Joan Seppala, Publisher of The Independent, met with Schrader regularly on his visits back to the Tri-Valley after he retired.
“His willingness to review the history of the Tri-Valley in the context of his underlying values, rather than just a defense of his past newspaper roles, was remarkable,” she said. “Among other issues, he was known for his work to protect the vineyards and open space near Livermore, an interest that we shared.
“Bob Several, our editor when Barry worked at Sandia, used to have lunch with him. In the story that Barry wrote for The Independent’s 50th anniversary magazine, he said, ‘We would reminisce about the good old days of heated competition and how we skewered each other in columns.’ For several years, he wrote a column on local history for all three papers, the Herald, Times and Independent. Not so long ago, Barry connected with us again on a meaningful personal basis, as he had so many times before.”
Doug Jorgensen, Independent photographer for 38 years, recalled that his first encounters with Schrader took place at Sandia Laboratories while covering events for the paper. By that time, Schrader had moved on from the newspaper realm to work in public affairs for the lab.

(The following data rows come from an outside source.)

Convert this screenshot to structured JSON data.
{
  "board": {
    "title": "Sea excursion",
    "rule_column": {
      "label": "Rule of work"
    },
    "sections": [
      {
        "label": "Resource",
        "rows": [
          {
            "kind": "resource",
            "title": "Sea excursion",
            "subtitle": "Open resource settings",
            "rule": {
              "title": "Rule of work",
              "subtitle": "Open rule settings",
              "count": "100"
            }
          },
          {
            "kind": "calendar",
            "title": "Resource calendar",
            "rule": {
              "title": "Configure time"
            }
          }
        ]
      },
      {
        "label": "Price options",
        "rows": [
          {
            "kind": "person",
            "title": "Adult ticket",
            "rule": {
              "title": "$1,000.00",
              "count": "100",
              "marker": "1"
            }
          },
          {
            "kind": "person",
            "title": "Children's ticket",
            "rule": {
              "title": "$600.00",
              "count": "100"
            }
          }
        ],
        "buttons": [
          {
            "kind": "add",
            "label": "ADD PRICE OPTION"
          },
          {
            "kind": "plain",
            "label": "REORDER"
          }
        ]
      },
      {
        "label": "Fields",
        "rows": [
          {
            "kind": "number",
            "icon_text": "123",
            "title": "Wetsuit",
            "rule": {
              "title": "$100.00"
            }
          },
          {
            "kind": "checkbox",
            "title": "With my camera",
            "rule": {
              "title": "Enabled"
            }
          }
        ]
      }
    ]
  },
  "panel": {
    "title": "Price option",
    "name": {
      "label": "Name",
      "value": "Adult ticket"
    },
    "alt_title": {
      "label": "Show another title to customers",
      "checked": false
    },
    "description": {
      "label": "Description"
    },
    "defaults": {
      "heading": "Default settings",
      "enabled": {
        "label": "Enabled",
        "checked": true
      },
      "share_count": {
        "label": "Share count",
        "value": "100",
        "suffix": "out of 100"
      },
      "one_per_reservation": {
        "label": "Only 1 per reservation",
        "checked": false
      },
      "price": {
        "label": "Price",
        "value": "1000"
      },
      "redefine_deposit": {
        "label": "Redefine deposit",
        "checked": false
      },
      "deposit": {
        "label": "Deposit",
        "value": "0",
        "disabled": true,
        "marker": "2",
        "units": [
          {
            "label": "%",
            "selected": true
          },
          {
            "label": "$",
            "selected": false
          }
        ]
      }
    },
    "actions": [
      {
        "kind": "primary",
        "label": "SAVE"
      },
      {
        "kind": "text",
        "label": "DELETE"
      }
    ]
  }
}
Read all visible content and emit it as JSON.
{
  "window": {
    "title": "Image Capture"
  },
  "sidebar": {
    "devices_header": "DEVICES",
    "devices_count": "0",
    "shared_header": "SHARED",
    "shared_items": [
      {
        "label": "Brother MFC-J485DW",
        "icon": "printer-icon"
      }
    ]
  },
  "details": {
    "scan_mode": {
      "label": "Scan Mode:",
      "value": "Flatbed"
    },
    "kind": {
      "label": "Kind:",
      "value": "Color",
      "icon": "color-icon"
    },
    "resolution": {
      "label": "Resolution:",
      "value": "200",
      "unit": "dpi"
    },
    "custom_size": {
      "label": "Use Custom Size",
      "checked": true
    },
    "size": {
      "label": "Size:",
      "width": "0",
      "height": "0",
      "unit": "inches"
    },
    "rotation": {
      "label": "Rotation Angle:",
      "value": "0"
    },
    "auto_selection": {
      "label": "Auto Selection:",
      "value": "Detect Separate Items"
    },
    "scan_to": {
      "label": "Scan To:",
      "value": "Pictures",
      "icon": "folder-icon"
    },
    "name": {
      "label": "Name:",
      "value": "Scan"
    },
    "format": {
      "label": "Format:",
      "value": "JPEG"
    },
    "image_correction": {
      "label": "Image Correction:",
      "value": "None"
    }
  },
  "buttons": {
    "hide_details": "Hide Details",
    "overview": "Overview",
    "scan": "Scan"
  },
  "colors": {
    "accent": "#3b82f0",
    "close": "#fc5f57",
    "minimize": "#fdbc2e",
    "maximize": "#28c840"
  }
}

“He was very energetic and effusive in personality,” Jorgensen said.
The two bonded over photography and Schrader’s enthusiasm for vintage printing presses. Schrader would show them at the Alameda County Fair in one of the historical buildings. But Jorgensen’s recollection of Schrader centered around the mentorship and
encouragement he offered.
“He would talk to me about various things The Independent was doing,” Jorgensen said. “He clearly would see the big picture and arti culate why certain political and environmental things were important and why we needed to keep our voice strong. That was encouraging.”

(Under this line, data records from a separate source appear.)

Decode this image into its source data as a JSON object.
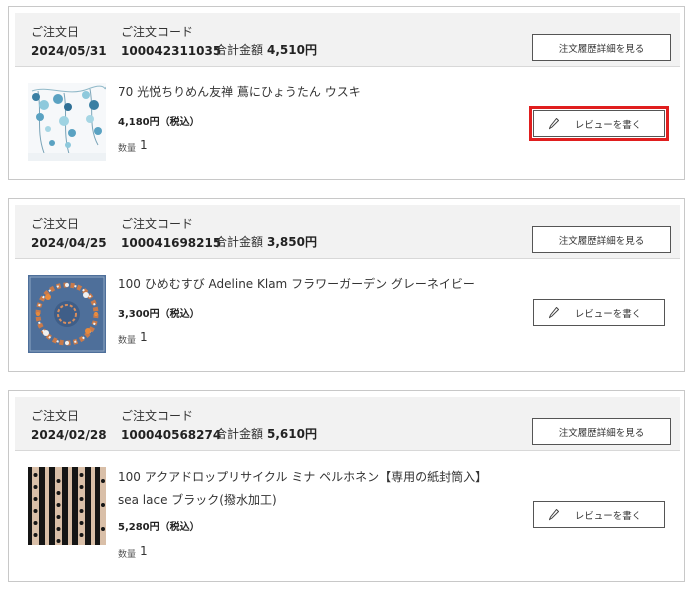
{
  "labels": {
    "order_date": "ご注文日",
    "order_code": "ご注文コード",
    "total": "合計金額",
    "detail_button": "注文履歴詳細を見る",
    "review_button": "レビューを書く",
    "quantity": "数量"
  },
  "orders": [
    {
      "date": "2024/05/31",
      "code": "100042311035",
      "total": "4,510円",
      "item": {
        "name": "70 光悦ちりめん友禅 蔦にひょうたん ウスキ",
        "price": "4,180円（税込）",
        "quantity": "1"
      }
    },
    {
      "date": "2024/04/25",
      "code": "100041698215",
      "total": "3,850円",
      "item": {
        "name": "100 ひめむすび Adeline Klam フラワーガーデン グレーネイビー",
        "price": "3,300円（税込）",
        "quantity": "1"
      }
    },
    {
      "date": "2024/02/28",
      "code": "100040568274",
      "total": "5,610円",
      "item": {
        "name": "100 アクアドロップリサイクル ミナ ペルホネン【専用の紙封筒入】sea lace ブラック(撥水加工)",
        "price": "5,280円（税込）",
        "quantity": "1"
      }
    }
  ],
  "colors": {
    "highlight": "#e01e1e",
    "header_bg": "#f2f2f2",
    "border": "#c8c8c8"
  },
  "icons": {
    "review": "pencil-icon"
  }
}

Credited for helping to shape several aspects of the Valley to this day, Schrader was known for his work with various community organizations. He served on the Chabot-Las Positas College District Board of Trustees. He was a Rotarian and helped form various clubs. In addition, he co-founded the the Heritage Guild, and worked with others to create the history mobile, one of his ideas. He also teamed with members to save the SP Depot, and to celebrate the 100th birthday of Livermore’s Centennial Lightbulb, the world’s longest lasting lightbulb. With others, he launched the Friends of the Vineyards — a group that was pivotal in cultivating a thriving wine industry when the small handful of vineyards in the 1980s faced development. Now, over 50 vineyards have carved out a niche in wine country; many will say that this is in part thanks to Schrader’s work.
Jorgensen concluded, “He lived a very full life and his impact on this community was big — both as an editor and an activist.”